Today, the reality is much different. While only 6.7 million members of the living population were over age 65 in 1930, 34.9 million had passed this point in 2000. This is a stark difference, especially as life expectancy climbs higher and higher. A woman turning 65 in 2017 can expect to live, on average, to age 86.6, while a man turning 65 today is likely to live to age 84.3. With decades of payments expected, the current Social Security program is far different than it was ever foreseen to be.
Finding a Solution
Despite years of successful use, the future of the Social Security system is murky indeed. With ages far exceeding the lifespan in the 1930s and more retirees than ever before, the pool of currently available money is likely to run dry before today’s millennials reach retirement age. This means that those who are 20 years or more from retirement or anyone who expects to be alive and pulling from Social Security past 2037 is currently paying into a system that may not be able to reciprocate when the time comes.
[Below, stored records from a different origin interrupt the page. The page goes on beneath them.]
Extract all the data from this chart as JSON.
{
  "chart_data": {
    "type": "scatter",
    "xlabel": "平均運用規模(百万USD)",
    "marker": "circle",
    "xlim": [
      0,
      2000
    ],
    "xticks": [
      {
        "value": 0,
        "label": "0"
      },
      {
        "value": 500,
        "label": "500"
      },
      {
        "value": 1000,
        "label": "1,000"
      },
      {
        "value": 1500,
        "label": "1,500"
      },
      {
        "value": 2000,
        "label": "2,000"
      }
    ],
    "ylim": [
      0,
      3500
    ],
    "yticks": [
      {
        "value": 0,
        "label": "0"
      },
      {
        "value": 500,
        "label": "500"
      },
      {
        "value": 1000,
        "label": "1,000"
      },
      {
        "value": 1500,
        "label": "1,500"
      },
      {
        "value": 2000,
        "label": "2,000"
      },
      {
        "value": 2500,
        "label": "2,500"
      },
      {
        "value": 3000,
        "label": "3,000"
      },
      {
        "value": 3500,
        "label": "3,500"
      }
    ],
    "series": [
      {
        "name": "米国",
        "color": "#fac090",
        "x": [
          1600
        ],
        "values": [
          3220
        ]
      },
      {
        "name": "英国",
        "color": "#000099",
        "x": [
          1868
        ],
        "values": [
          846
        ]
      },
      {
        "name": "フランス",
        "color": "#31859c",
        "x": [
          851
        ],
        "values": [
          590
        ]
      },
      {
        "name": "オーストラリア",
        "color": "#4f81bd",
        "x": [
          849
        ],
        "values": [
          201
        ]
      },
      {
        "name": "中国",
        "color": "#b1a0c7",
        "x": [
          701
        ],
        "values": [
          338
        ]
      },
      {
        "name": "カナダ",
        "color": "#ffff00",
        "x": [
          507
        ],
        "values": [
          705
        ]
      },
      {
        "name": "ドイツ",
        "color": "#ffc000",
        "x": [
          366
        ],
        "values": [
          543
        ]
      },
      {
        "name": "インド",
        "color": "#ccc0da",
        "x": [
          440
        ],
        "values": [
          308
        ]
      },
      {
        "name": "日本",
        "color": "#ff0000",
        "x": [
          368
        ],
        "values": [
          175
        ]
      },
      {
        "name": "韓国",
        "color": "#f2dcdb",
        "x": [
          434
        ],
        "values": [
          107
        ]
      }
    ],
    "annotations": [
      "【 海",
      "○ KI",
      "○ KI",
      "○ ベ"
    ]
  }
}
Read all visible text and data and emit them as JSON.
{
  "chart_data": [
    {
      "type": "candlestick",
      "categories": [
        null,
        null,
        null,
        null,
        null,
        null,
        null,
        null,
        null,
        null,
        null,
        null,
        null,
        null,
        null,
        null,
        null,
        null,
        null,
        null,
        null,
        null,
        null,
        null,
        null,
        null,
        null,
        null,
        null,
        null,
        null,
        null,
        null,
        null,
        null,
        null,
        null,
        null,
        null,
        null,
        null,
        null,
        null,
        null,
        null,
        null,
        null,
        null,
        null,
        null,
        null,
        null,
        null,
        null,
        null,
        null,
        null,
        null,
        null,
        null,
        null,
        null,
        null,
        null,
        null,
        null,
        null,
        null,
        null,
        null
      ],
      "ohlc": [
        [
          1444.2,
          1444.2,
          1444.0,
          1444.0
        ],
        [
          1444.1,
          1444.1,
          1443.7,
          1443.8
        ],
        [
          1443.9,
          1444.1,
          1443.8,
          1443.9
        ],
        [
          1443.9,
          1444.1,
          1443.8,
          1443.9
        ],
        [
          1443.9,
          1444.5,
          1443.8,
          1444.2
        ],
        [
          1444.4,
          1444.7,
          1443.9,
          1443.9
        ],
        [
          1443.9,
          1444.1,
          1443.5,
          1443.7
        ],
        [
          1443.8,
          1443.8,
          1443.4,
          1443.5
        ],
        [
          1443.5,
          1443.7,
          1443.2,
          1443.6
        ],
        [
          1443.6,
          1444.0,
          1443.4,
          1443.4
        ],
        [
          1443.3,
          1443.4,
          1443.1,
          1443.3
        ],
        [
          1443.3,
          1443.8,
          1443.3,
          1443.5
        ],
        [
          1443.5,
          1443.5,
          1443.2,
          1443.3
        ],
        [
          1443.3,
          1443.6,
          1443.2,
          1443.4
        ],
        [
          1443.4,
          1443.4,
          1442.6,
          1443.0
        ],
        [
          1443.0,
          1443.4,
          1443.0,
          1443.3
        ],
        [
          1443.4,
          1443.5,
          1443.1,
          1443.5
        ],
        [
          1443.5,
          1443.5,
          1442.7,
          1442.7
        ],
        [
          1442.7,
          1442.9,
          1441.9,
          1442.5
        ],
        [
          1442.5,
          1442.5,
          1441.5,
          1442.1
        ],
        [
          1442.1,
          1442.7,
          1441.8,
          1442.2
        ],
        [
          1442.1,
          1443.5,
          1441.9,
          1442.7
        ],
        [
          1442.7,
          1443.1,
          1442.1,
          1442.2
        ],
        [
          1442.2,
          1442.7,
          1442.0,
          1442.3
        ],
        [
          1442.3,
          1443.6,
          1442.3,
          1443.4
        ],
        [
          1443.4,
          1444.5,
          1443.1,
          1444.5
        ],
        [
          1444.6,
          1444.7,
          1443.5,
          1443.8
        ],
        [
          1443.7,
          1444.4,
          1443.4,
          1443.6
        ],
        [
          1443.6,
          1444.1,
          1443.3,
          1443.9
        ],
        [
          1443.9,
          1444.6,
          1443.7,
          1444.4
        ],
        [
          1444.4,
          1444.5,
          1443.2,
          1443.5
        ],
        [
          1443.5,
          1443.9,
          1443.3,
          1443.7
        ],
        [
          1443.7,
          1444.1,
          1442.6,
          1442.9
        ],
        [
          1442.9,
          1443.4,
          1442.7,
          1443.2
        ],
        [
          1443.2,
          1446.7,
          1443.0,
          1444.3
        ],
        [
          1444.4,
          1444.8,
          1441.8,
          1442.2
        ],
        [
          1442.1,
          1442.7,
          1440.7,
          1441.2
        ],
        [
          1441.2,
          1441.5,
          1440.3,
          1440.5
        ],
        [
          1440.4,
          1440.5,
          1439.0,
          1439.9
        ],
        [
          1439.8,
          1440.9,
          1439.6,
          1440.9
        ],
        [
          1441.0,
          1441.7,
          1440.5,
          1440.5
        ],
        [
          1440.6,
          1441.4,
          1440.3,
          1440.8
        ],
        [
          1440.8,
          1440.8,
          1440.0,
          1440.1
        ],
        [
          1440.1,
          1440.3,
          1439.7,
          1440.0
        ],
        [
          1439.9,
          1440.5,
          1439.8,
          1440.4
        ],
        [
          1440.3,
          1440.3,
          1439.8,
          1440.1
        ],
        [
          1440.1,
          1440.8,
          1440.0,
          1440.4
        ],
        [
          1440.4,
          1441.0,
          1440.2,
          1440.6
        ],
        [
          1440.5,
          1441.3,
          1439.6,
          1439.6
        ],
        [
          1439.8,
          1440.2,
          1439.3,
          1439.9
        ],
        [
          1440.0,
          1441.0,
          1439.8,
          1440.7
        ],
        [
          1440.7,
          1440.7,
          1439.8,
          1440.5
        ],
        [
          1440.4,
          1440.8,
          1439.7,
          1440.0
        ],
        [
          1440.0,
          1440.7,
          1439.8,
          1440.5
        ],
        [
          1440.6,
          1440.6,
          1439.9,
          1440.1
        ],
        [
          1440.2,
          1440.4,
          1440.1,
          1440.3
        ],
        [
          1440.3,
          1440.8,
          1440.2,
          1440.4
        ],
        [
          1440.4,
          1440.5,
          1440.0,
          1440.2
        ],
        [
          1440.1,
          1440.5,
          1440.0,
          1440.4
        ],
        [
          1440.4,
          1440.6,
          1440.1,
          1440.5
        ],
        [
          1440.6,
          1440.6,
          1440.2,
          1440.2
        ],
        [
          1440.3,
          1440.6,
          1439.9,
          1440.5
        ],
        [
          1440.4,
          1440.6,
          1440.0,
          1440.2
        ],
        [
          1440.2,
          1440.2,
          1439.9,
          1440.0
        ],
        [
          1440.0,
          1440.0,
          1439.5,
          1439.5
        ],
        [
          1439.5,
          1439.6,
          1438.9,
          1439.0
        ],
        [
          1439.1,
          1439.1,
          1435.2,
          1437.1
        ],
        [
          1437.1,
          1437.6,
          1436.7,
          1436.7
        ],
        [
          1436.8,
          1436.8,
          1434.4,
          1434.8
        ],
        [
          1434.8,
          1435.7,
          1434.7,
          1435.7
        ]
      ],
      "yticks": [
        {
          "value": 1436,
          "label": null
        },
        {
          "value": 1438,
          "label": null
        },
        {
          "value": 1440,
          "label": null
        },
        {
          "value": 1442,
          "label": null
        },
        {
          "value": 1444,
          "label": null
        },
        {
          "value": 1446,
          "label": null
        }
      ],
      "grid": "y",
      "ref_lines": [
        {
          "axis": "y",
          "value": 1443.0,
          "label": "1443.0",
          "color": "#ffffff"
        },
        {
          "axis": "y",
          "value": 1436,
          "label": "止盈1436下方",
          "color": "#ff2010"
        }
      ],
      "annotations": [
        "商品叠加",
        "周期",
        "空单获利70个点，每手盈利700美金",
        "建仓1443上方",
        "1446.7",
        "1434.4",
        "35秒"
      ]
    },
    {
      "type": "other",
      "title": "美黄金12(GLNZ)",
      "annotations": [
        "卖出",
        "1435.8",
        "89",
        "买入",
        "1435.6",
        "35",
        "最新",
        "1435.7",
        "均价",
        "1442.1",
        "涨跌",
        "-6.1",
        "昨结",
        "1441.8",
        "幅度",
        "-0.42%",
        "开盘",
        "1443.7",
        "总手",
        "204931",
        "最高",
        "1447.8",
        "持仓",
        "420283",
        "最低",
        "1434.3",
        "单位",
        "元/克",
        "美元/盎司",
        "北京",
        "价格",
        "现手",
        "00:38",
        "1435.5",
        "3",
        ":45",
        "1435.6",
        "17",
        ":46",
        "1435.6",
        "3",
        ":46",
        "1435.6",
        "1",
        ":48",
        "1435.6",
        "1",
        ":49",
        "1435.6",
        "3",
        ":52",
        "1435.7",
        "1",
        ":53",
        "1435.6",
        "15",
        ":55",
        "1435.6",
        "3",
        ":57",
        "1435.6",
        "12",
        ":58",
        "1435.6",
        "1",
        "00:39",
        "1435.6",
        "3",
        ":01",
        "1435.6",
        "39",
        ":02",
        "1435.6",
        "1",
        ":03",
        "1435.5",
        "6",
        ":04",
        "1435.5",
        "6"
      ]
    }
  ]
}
As unfortunate as it may be, increasing the retirement age and subsequently reducing the amount of benefits that must be paid out is among the only realistic ways forward. While no specific legislation is on the table as of yet, a raise in retirement age is advocated for by economic advisors from all areas of study. A GOP proposal put on the table in December 2016 suggested a phased increase from 67 to 69, much like the increase from 65 to 67 in the current model, while other plans propose a retirement age of 70 instead.
What You Can Do
Whether you’re five years or 30 years from retirement, it is best to not rely on Social Security alone. While some sort of payout is likely, the amounts available for each working individual are likely to decline in one way or another. Instead, it’s prudent to take retirement into your own hands, investing in your future with tools like employer-sponsored 401ks, IRAs, and fixed index annuities
While there’s no way to know what the years ahead may bring, independent preparations today can make a world of difference tomorrow, no matter how Social Security may change.